We say that a triangle T tiles a polygon A, if A can be dissected into finitely many nonoverlapping triangles similar to T. We show that if \(N>42\), then there are at most three nonsimilar triangles T such that the angles of T are rational multiples of \(\pi \) and T tiles the regular N-gon. A tiling into similar triangles is called regular, if the pieces have two angles, \(\alpha \) and \(\beta \), such that at each vertex of the tiling the number of angles \(\alpha \) is the same as that of \(\beta \).
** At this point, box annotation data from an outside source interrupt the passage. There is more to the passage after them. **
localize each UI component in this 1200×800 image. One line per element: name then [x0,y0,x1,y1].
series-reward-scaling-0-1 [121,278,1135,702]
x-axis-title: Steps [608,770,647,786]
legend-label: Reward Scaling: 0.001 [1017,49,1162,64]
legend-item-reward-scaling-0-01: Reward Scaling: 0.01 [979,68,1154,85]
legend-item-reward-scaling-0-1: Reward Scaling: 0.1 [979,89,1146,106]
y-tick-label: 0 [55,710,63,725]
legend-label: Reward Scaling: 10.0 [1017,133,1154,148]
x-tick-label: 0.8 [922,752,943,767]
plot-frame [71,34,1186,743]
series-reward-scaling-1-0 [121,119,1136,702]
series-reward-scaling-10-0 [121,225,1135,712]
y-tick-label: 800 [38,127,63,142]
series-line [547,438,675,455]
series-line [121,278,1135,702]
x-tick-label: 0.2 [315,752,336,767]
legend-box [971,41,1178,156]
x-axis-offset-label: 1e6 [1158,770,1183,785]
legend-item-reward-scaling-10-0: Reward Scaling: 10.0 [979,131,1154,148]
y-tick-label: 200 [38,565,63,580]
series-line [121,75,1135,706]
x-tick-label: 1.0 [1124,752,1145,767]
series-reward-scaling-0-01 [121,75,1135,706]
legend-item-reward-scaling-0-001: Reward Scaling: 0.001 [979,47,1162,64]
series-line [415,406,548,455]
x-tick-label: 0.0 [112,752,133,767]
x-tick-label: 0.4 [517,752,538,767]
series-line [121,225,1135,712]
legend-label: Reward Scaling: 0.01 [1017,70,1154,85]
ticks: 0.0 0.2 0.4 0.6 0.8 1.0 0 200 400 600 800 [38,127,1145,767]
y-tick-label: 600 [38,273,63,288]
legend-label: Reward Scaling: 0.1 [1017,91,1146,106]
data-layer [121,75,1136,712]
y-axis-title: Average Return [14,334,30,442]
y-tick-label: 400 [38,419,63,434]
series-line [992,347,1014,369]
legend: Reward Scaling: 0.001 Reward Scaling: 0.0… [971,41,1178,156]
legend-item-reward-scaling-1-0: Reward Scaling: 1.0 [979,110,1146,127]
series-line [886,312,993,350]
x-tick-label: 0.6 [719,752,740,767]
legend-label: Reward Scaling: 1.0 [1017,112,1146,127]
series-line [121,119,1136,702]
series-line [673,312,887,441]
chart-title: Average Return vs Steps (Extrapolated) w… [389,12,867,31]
Otherwise the tiling is irregular. It is known that for every regular polygon A there are infinitely many triangles that tile A regularly. We show that if \(N>10\), then a triangle T tiles the regular N-gon irregularly only if the angles of T are rational multiples of \(\pi \). Therefore, the number of triangles tiling the regular N-gon irregularly is at most three for every \(N>42\).

我们说一个三角形牛逼瓷砖的多边形一个，如果一个可以被分成有限多个不重叠的三角形相似 牛逼。我们表明，如果\（N> 42 \），则有最多三个为非相似三角形Ť使得所述角度Ť是合理的倍数\（\ PI \）和Ť平铺定期Ñ边形。如果块具有两个角度\（\ alpha \）和 \（\ beta \），则平铺到相似的三角形称为常规三角形，这样在平铺的每个顶点处，角度\（\ alpha \）就是与...相同 \（\ beta \）。否则，拼贴是不规则的。据了解，每正多边形一个有图块无穷多个三角形一个规律。我们证明，如果\（N> 10 \），则仅当T的角度是\（\ pi \）的有理倍数时， 三角形T才会不规则地铺砌规则的N -gon 。因此，对于每个\（N> 42 \），不规则地平铺规则N边的三角形的数量最多为三个。